The company famously known for its WiFi routers, Netgear is venturing into the NFT space. The company has partnered with NFT marketplace SuperRare to display NFTs on Meural digital displays.
The goal is to co-develop a licensing and royalty model for displaying NFTs of curated SuperRare collections on the Meural smart frames.
To make this happen, the company first joined the SuperRare DAO and bought its governance token, RARE, in order to have a say in the direction of digital art on the platform. (The number of tokens and their cost was not disclosed.)
Netgear and the Meural team have to submit a governance proposal to the RARE community.
Read Also: Netgear Partners with Metamask to Enable NFT Display Feature in Meural Frame
For artists, SuperRare has a 10% royalty stipulation coded in the smart contracts to ensure their compensation from secondary sales.

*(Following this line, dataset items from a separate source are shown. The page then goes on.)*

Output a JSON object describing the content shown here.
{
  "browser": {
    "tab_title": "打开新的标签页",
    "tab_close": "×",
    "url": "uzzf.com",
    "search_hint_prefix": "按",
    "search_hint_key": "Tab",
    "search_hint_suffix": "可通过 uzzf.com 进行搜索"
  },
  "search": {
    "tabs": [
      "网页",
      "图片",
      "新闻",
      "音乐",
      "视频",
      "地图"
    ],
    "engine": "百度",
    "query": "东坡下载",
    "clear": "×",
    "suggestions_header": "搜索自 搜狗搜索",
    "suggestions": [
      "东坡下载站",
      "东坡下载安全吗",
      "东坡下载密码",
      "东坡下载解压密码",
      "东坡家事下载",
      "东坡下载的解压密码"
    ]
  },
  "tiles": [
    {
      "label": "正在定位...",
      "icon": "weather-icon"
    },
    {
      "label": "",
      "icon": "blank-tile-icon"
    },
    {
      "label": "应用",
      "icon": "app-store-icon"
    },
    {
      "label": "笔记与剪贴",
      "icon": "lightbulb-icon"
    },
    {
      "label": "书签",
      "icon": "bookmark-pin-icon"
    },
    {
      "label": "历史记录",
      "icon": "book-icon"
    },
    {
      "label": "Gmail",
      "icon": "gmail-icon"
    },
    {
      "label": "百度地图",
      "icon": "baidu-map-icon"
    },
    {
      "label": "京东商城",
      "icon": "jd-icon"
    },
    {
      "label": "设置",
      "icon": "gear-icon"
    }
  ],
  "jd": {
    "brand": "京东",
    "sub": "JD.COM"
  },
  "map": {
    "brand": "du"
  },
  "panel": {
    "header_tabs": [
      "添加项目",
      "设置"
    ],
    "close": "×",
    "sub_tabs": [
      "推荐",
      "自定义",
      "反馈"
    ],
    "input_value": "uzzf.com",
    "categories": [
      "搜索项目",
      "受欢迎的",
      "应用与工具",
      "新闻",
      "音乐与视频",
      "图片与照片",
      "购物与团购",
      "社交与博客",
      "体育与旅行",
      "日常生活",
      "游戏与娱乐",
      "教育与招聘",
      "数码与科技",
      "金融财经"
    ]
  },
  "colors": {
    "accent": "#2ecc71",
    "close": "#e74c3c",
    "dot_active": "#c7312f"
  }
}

However, they ‘don’t really have a standard for how to do this with NFTs in the context of streaming.’
John Crain, chief executive officer at SuperRare, questioned Meural how they can accurately measure what members are currently displaying on their home or office walls and then have the smart contract “do the math and distribute funds where appropriate.”
Senior product and content manager for Netgear’s Meural product line, Poppy Simpson said that a parallel can be drawn with Spotify’s real-time streaming royalty system.
She said, “This is a model, which not only does it try and align the artists and the collectors incentives, but it cuts out a lot of the middlemen, which is essentially skimming off the profit of the creator”.
She also said that “artists are always on the forefront of technology,” and that NFTs increase the possibilities in terms of the number of people that can get involved, mainly collectors.
In related news, SuperRare has opened up a pop-up gallery in downtown New York through August 28, featuring a rotating program of five NFT exhibitions using Meural frames.